Beijing from above, confusing much? (Inside of Beijing Planning Museum)
As a geography student, urban planning consistently pops up during my degree course- it’s a (surprisingly) interesting topic, involving big questions about where, why and how we want to live our lives. Which is why perhaps I was drawn to this blog on Chinasmack.com with the title ‘Google Earth used by Chinese Netizens to discuss urban planning’ in which the author claims that (shown by google earth images) Chinese cities, including Beijing, are chaotic and backward compared to even some African cities. As any family who’ve spent any time in Beijing knows, getting around this fair city can be very stressful, but is it all bad?
The subsequent debate is characteristically vitriolic and not-a-bit racist ‘what’s so good about organized [cities]in foreign countries, yet they are still not developed. Besides you are comparing Africa to China, you must be an online spy!!!’. Plus several of the commentators are quite right when they say that you cannot compare cities by screenshots on Google earth. But the topic does raise an interesting debate: Is Beijing planning really better or worse than other cities, and if so why/why not?
Here’s my two pence:
The key to the argument used in the blog seems to be on the relative merits of the ‘grid-iron’ planning layout: Addis Ababa is grid-iron, Guangzhou is not. Does this mean the former is better designed? Not necessarily. Beijing’s block approach to the main roads has both good and bad points.
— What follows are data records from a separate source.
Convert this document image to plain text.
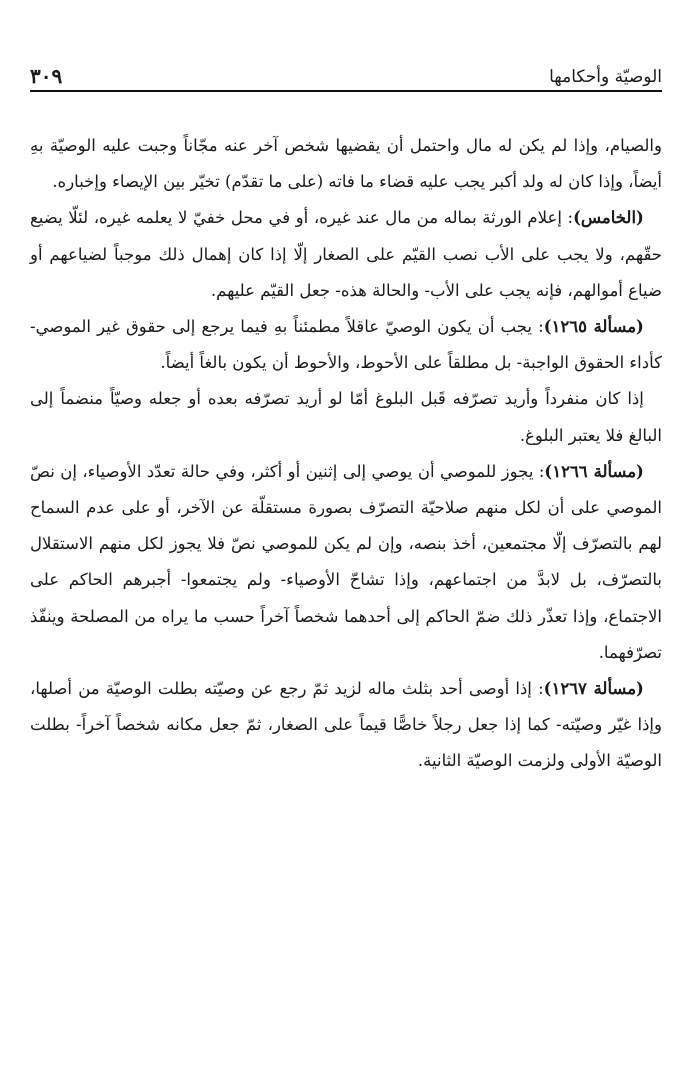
الوصيّة وأحكامها
٣٠٩

والصيام، وإذا لم يكن له مال واحتمل أن يقضيها شخص آخر عنه مجّاناً وجبت عليه الوصيّة بهِ أيضاً، وإذا كان له ولد أكبر يجب عليه قضاء ما فاته (على ما تقدّم) تخيّر بين الإيصاء وإخباره.

(الخامس): إعلام الورثة بماله من مال عند غيره، أو في محل خفيّ لا يعلمه غيره، لئلّا يضيع حقّهم، ولا يجب على الأب نصب القيّم على الصغار إلّا إذا كان إهمال ذلك موجباً لضياعهم أو ضياع أموالهم، فإنه يجب على الأب- والحالة هذه- جعل القيّم عليهم.

(مسألة ١٢٦٥): يجب أن يكون الوصيّ عاقلاً مطمئناً بهِ فيما يرجع إلى حقوق غير الموصي- كأداء الحقوق الواجبة- بل مطلقاً على الأحوط، والأحوط أن يكون بالغاً أيضاً.

إذا كان منفرداً وأريد تصرّفه قَبل البلوغ أمّا لو أريد تصرّفه بعده أو جعله وصيّاً منضماً إلى البالغ فلا يعتبر البلوغ.

(مسألة ١٢٦٦): يجوز للموصي أن يوصي إلى إثنين أو أكثر، وفي حالة تعدّد الأوصياء، إن نصّ الموصي على أن لكل منهم صلاحيّة التصرّف بصورة مستقلّة عن الآخر، أو على عدم السماح لهم بالتصرّف إلّا مجتمعين، أخذ بنصه، وإن لم يكن للموصي نصّ فلا يجوز لكل منهم الاستقلال بالتصرّف، بل لابدَّ من اجتماعهم، وإذا تشاحّ الأوصياء- ولم يجتمعوا- أجبرهم الحاكم على الاجتماع، وإذا تعذّر ذلك ضمّ الحاكم إلى أحدهما شخصاً آخراً حسب ما يراه من المصلحة وينفّذ تصرّفهما.

(مسألة ١٢٦٧): إذا أوصى أحد بثلث ماله لزيد ثمّ رجع عن وصيّته بطلت الوصيّة من أصلها، وإذا غيّر وصيّته- كما إذا جعل رجلاً خاصًّا قيماً على الصغار، ثمّ جعل مكانه شخصاً آخراً- بطلت الوصيّة الأولى ولزمت الوصيّة الثانية.
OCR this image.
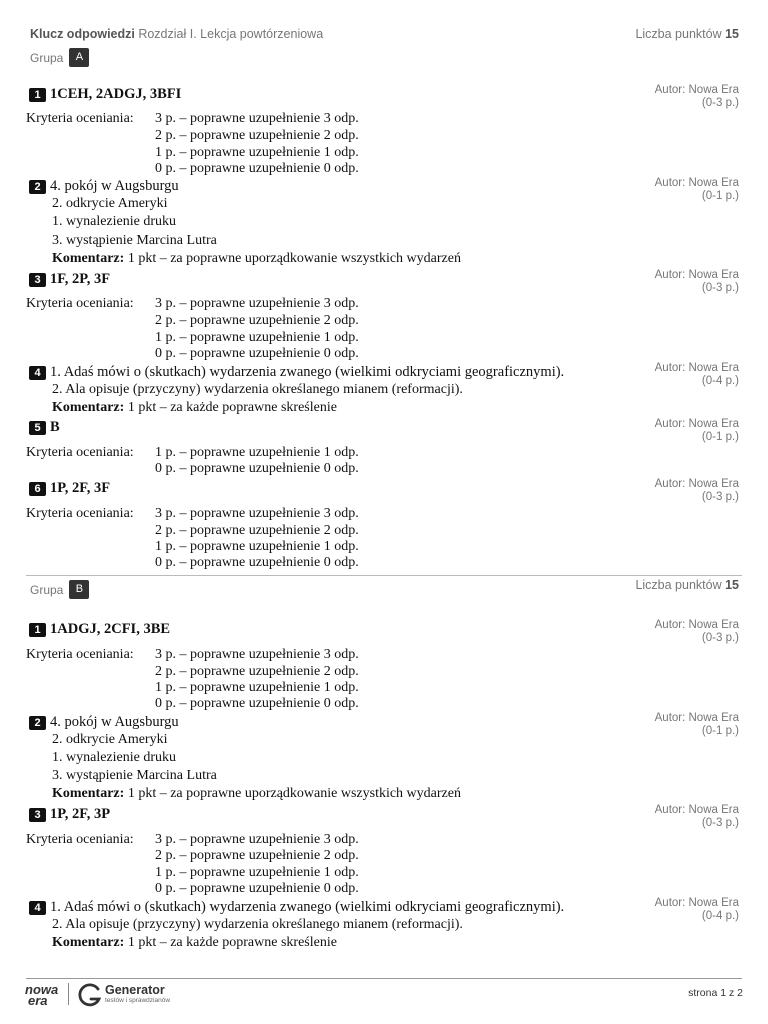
Klucz odpowiedzi Rozdział I. Lekcja powtórzeniowa	Liczba punktów 15
Grupa	A
1 1CEH, 2ADGJ, 3BFI	Autor: Nowa Era
(0-3 p.)
Kryteria oceniania: 3 p. – poprawne uzupełnienie 3 odp.
2 p. – poprawne uzupełnienie 2 odp.
1 p. – poprawne uzupełnienie 1 odp.
0 p. – poprawne uzupełnienie 0 odp.
2 4. pokój w Augsburgu	Autor: Nowa Era
(0-1 p.)
2. odkrycie Ameryki
1. wynalezienie druku
3. wystąpienie Marcina Lutra
Komentarz: 1 pkt – za poprawne uporządkowanie wszystkich wydarzeń
3 1F, 2P, 3F	Autor: Nowa Era
(0-3 p.)
Kryteria oceniania: 3 p. – poprawne uzupełnienie 3 odp.
2 p. – poprawne uzupełnienie 2 odp.
1 p. – poprawne uzupełnienie 1 odp.
0 p. – poprawne uzupełnienie 0 odp.
4 1. Adaś mówi o (skutkach) wydarzenia zwanego (wielkimi odkryciami geograficznymi).	Autor: Nowa Era
(0-4 p.)
2. Ala opisuje (przyczyny) wydarzenia określanego mianem (reformacji).
Komentarz: 1 pkt – za każde poprawne skreślenie
5 B	Autor: Nowa Era
(0-1 p.)
Kryteria oceniania: 1 p. – poprawne uzupełnienie 1 odp.
0 p. – poprawne uzupełnienie 0 odp.
6 1P, 2F, 3F	Autor: Nowa Era
(0-3 p.)
Kryteria oceniania: 3 p. – poprawne uzupełnienie 3 odp.
2 p. – poprawne uzupełnienie 2 odp.
1 p. – poprawne uzupełnienie 1 odp.
0 p. – poprawne uzupełnienie 0 odp.
Grupa	B	Liczba punktów 15
1 1ADGJ, 2CFI, 3BE	Autor: Nowa Era
(0-3 p.)
Kryteria oceniania: 3 p. – poprawne uzupełnienie 3 odp.
2 p. – poprawne uzupełnienie 2 odp.
1 p. – poprawne uzupełnienie 1 odp.
0 p. – poprawne uzupełnienie 0 odp.
2 4. pokój w Augsburgu	Autor: Nowa Era
(0-1 p.)
2. odkrycie Ameryki
1. wynalezienie druku
3. wystąpienie Marcina Lutra
Komentarz: 1 pkt – za poprawne uporządkowanie wszystkich wydarzeń
3 1P, 2F, 3P	Autor: Nowa Era
(0-3 p.)
Kryteria oceniania: 3 p. – poprawne uzupełnienie 3 odp.
2 p. – poprawne uzupełnienie 2 odp.
1 p. – poprawne uzupełnienie 1 odp.
0 p. – poprawne uzupełnienie 0 odp.
4 1. Adaś mówi o (skutkach) wydarzenia zwanego (wielkimi odkryciami geograficznymi).	Autor: Nowa Era
(0-4 p.)
2. Ala opisuje (przyczyny) wydarzenia określanego mianem (reformacji).
Komentarz: 1 pkt – za każde poprawne skreślenie
nowa
era
Generator
testów i sprawdzianów
strona 1 z 2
On the one hand the city is conveniently divided up for political purposes, the local government use this pretty efficiently with representatives in each of the areas, and it can help to establish neighbourhoods where areas are delimited by roads. It is also relatively simple to orientate yourself in the city using the road names, and heavy duty transport in and out of the city can do so along the major axis roads and round ring roads (of which there are many). On the flip side by forcing people onto a few major roads, as the number of road users increase these roads become increasingly congested. Plus if an accident happens on them then it can cause chaos (I think we’ve all seen that, especially on the Airport express), this problem is excacerbated with increasing traffic.
But aside from the roads, for a city of 13 million people the city is prety well developed. There are a number of large parks around the city; Chaoyang, Ritan, Jingshan, Tiantan etc, all of which are pumping out oxygen. Meanwhile the underground has expanded, and now covers more of the central city (outside of the 5th ring road it admittedly gets more chaotic). Manhattan and Washington DC in the USA also operate a similar grid system and that has not been a major problem for them.
So to cut to the point, the problem with Beijings planning is not so much with its layout, as the sudden and drastic change to its population. There are now more cars on the road than ever before (1,200 new cars a day in fact) and the old grid system, which has slowly been implemented sover the past 40-50 years just can’t keep up with those numbers. It is this which makes Beijing so stressful to get around by car and which (partly) causes the equally demoralising air pollution.
Beijing’s planning problem therefore was not seeing the rise of Beijingers. It is not the first city in the world to have fallen into this trap.
P.S On an altogether different note, Patrick Swayze of Dirty Dancing, Ghost fame (and to a lesser extend Point Break) died last week; ‘nobody puts Baby in a corner’.. How Sad.